Testing wasn’t the only arena in which the FDA appeared too inflexible in confronting the crisis. As hospitals overrun by COVID-19 patients saw supplies of personal protective equipment for doctors and nurses dwindle to dangerously insufficient levels, Ohio-based Battelle developed a decontamination system to allow the safe reuse of masks, gloves, and goggles. But the FDA’s initial March 29 emergency authorization of the device limited its use to Battelle’s own Columbus headquarters. It took an appeal by Ohio governor Mike DeWine to Trump, who tweeted “@FDA must move quickly!” before Battelle received the agency’s go-ahead to ship the devices to hospitals and clinics.

Still, Hahn has repeatedly pushed back at criticism about the caution with which the FDA proceeds even in the face of an emergency. He insists that the agency issues approvals as quickly as it can while maintaining its duty to safeguard the public.

Jane Henney, FDA commissioner during the last two years of the Clinton administration, is sympathetic to Hahn’s point of view about adhering to the regulations. “The folks there don’t put hurdles in place that aren’t needed,” she says. “There is nothing worse than getting a diagnostic test out and available for the public when it potentially does not work.
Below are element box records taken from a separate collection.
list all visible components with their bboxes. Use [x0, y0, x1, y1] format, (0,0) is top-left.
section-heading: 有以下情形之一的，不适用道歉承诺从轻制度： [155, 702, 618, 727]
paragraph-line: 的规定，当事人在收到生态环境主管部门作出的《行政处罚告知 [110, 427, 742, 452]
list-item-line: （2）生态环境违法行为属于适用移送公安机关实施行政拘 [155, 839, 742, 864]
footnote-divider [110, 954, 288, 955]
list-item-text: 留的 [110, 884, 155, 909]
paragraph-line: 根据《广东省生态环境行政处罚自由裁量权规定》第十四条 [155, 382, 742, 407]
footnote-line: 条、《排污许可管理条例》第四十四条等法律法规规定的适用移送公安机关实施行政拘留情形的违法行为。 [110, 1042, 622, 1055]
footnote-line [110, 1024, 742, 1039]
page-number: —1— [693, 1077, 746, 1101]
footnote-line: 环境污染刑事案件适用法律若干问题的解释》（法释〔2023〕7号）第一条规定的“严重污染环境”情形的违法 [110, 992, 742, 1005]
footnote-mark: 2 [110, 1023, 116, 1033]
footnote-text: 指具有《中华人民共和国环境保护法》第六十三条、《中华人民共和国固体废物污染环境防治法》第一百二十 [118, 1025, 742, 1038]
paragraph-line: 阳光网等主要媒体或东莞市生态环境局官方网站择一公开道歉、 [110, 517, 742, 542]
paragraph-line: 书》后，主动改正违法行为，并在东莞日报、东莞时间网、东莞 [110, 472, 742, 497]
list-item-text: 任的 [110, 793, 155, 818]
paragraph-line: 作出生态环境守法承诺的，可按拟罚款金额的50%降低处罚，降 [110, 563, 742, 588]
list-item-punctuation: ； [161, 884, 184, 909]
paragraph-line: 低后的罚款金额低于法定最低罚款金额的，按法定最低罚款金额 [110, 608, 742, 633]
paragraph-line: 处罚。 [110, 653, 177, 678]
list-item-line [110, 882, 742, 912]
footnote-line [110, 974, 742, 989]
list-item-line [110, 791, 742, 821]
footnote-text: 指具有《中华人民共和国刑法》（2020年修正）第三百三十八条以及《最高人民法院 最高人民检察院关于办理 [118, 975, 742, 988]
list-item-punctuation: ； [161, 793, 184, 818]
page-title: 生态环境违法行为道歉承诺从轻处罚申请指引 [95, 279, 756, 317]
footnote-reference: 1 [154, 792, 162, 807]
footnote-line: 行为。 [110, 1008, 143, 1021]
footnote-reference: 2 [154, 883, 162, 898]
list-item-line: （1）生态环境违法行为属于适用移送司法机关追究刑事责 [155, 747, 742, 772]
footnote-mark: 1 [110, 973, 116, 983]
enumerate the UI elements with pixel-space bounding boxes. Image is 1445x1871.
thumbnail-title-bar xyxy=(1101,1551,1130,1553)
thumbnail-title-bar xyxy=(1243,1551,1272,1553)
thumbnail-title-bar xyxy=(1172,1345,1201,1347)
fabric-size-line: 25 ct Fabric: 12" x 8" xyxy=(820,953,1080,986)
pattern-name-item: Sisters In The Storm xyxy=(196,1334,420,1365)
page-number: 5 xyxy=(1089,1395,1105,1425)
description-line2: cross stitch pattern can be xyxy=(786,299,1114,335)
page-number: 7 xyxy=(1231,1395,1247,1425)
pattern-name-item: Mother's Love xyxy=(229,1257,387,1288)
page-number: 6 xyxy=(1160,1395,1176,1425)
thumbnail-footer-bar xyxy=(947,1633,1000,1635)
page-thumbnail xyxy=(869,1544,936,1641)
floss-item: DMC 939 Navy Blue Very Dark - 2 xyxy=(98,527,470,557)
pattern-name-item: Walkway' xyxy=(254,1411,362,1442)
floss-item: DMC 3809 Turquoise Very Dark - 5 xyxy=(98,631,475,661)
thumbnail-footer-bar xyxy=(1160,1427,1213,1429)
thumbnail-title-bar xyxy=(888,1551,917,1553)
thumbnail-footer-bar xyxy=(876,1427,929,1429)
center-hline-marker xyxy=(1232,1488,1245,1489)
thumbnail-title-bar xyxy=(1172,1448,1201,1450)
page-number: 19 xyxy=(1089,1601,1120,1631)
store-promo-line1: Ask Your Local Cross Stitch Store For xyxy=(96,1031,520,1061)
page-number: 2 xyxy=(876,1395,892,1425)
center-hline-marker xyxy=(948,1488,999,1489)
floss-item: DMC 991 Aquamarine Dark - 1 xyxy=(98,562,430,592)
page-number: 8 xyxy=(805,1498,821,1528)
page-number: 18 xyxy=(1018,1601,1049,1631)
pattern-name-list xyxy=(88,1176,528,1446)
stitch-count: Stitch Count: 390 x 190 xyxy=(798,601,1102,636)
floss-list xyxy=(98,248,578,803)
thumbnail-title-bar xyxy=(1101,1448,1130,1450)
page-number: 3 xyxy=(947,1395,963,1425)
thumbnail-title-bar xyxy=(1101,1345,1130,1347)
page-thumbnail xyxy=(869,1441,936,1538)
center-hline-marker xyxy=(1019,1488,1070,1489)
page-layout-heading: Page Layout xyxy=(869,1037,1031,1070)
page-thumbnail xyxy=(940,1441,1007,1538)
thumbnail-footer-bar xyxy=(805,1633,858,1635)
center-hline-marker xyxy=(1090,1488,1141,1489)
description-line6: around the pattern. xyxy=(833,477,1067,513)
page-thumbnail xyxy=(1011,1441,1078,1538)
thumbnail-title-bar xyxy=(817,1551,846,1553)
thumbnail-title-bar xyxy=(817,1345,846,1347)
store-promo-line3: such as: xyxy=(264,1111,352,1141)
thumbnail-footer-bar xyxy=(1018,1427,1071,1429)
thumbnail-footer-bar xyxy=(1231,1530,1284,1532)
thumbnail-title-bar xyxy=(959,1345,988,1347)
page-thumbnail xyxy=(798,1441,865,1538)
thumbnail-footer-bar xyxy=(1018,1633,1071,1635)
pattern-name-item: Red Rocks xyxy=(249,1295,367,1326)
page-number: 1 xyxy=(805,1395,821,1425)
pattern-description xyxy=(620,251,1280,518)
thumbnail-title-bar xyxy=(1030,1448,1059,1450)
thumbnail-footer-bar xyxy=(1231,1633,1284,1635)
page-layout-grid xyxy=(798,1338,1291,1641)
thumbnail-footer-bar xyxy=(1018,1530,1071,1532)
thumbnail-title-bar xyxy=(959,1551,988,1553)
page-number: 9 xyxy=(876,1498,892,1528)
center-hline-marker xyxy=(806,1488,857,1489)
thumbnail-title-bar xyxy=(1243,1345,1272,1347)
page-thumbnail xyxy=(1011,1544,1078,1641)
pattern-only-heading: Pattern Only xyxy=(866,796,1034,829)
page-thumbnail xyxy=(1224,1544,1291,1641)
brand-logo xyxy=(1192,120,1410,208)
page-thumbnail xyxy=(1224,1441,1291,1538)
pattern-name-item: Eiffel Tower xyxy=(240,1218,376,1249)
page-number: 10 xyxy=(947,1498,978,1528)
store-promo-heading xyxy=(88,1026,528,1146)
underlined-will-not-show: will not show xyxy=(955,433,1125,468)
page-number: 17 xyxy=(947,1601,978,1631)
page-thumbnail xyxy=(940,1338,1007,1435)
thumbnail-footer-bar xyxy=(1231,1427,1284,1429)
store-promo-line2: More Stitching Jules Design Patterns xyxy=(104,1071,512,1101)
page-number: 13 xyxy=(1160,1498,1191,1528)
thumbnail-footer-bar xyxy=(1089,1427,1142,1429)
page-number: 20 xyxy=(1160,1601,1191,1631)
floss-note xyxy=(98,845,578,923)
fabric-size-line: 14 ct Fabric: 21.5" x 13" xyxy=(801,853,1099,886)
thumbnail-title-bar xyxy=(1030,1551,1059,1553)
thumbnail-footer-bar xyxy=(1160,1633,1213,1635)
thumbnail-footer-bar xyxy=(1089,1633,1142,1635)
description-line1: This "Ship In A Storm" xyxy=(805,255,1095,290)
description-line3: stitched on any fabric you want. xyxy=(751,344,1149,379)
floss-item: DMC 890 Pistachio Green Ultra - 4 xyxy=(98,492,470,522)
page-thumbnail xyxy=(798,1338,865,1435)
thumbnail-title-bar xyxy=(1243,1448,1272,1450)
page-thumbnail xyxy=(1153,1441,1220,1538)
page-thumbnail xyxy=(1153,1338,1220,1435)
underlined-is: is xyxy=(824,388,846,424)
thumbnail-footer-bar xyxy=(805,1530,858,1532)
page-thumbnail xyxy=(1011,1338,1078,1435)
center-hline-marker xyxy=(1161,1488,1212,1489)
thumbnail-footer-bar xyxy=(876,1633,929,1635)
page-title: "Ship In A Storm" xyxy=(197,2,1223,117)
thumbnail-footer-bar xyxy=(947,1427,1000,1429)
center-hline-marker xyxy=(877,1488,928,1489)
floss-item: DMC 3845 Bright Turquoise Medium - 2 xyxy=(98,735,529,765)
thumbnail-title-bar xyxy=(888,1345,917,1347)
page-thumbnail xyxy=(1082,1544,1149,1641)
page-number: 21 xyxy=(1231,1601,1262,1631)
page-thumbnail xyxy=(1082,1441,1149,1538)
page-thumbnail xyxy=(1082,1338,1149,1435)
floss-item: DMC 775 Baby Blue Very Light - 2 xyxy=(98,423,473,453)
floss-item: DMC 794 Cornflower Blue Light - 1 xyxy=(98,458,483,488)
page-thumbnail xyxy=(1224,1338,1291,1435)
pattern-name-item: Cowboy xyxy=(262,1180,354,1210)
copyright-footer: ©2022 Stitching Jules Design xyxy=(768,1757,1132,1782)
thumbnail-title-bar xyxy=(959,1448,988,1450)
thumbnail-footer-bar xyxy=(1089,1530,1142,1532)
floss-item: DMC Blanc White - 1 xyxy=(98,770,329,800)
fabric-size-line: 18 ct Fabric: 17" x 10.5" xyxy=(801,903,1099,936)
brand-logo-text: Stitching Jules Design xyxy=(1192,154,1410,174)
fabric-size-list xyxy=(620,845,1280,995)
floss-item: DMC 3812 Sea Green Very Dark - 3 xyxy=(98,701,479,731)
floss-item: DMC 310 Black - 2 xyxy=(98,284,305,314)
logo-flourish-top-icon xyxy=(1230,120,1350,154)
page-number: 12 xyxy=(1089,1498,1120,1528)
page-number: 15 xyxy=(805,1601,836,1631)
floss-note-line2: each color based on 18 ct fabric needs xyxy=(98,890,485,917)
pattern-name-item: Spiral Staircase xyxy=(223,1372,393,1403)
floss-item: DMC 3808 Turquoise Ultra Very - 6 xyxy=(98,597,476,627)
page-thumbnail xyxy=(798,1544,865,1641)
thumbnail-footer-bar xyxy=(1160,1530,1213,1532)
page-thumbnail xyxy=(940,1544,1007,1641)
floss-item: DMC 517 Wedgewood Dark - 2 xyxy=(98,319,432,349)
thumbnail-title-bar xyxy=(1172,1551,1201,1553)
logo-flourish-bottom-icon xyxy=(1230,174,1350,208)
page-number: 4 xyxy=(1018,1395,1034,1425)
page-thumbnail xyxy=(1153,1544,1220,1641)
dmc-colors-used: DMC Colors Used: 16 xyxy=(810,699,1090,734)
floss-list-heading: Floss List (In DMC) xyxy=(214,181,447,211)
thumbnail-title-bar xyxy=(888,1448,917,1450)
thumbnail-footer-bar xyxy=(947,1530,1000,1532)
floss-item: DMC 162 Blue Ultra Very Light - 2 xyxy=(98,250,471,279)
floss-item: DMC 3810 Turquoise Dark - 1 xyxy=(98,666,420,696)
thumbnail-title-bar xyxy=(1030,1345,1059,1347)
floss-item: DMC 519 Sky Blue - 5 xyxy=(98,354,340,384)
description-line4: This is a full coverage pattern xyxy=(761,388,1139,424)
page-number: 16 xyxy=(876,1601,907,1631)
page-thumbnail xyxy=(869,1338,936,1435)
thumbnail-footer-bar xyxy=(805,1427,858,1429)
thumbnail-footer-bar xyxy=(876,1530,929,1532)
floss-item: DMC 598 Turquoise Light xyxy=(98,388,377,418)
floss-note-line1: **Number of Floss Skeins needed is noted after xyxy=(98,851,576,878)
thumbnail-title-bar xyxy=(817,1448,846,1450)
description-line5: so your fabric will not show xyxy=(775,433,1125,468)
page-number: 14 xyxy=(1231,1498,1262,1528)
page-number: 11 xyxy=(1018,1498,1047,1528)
Then you’re left with worse than nothing.”

Meanwhile, Gottlieb has been a frequent guest on national TV news and has posted to Twitter steadily about the government’s response to the COVID-19 crisis. While he has praised some actions of the Trump administration, he has also said that testing by private labs should have been ramped up faster. “I certainly regret leaving now,” he told Time magazine. “It tortures me that I’m not there helping the agency through this.”

The same March day that President Trump gave the American people the false impression that something like miracle drugs were on the way, Gottlieb and McClellan jointly issued a paper urging the FDA to take more aggressive action. They suggested the formation of two task forces to accelerate the pace of developing coronavirus tests with quicker results and to speed along antiviral drug development.

“Nobody’s done enough to address this crisis, right? It’s an unprecedented pandemic, and I think we’re still struggling though it in every step,” McClellan says about whether Hahn has used the full power of his office in combating the coronavirus. “There is no perfect preparation for this job. This is a complicated job under the best of circumstances, and this is definitely not the best of circumstances.”